副頭取を務めた2年間は、決定事項を指示して回る役割だった。「指針を出し、行員に考えてもらうことが頭取の仕事。せっかちだから、口出ししないように気を付けないと」と笑う。
企業の価格転嫁は積極的に支援したい考えだ。専門知識を持つ行員を育成し、企業を後押しする。「コスト負担を客に求めることは恥ずかしいことではない。付加価値が高いものは自信を持って値上げしていい」
鹿銀として率先して取り組んできた、人工知能(AI)の活用やデジタルトランスフォーメーション(DX)での効率化は今後も重視する。行員が実体験することで、取引先への提案に生かせるとの思いからだ。ただ「経営の改善点を伝え、納得してもらう丁寧なやりとりは人にしかできない」と話す。

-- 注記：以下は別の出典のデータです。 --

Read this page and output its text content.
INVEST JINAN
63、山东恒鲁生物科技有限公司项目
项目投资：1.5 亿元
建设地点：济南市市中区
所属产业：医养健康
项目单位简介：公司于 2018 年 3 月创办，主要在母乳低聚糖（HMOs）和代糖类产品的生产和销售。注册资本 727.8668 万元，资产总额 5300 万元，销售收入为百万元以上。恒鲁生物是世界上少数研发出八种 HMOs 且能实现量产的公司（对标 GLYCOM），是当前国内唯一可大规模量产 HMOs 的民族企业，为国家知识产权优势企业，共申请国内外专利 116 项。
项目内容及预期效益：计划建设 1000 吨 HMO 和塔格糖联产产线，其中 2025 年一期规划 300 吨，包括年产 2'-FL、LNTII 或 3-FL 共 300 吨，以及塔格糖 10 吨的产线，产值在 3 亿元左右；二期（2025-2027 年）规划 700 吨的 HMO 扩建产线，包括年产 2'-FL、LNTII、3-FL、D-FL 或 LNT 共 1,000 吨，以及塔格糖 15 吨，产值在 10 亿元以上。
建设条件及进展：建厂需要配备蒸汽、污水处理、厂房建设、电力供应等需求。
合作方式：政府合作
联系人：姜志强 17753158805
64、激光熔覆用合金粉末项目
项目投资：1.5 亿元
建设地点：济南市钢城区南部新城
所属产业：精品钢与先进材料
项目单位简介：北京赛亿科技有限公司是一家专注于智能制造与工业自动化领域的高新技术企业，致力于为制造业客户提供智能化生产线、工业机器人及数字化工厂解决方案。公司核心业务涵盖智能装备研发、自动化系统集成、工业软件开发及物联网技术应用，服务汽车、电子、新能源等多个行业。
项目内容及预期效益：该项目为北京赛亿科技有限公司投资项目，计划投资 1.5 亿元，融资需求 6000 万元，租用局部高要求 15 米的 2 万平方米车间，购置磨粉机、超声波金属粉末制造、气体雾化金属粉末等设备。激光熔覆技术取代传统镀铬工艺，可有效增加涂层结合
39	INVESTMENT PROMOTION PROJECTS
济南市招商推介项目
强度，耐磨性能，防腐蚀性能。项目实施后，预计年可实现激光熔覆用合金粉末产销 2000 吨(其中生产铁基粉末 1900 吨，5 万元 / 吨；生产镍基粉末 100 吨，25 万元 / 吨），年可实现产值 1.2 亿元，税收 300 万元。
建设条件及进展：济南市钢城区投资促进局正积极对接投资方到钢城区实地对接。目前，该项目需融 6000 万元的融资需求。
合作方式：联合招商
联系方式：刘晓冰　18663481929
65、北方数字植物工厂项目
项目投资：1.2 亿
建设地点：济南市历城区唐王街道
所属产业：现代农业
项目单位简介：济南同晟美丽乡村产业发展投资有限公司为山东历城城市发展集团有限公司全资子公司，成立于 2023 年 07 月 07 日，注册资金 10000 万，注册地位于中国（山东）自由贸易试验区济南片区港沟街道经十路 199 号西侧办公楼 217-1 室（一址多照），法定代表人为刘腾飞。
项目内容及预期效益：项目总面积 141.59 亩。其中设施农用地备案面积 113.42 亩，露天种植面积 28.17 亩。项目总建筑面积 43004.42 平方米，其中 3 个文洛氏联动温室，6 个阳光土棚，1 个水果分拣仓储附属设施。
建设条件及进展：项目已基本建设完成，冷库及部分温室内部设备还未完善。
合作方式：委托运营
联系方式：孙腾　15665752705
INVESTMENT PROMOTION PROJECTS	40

30代で出向先の株式上場を支援した。内情を熟知しなければ、社内体制の整備や書類作成は進まない。「銀行目線だけではうまくいかない場面はある。相手の立場になる大切さを学んだ」。揺るぎない信念となった。
仕事を家庭に持ち込まないよう気を配る。休日はスポーツ観戦やゴルフに出かける。薩摩川内市出身。鹿児島市に妻と暮らす63歳。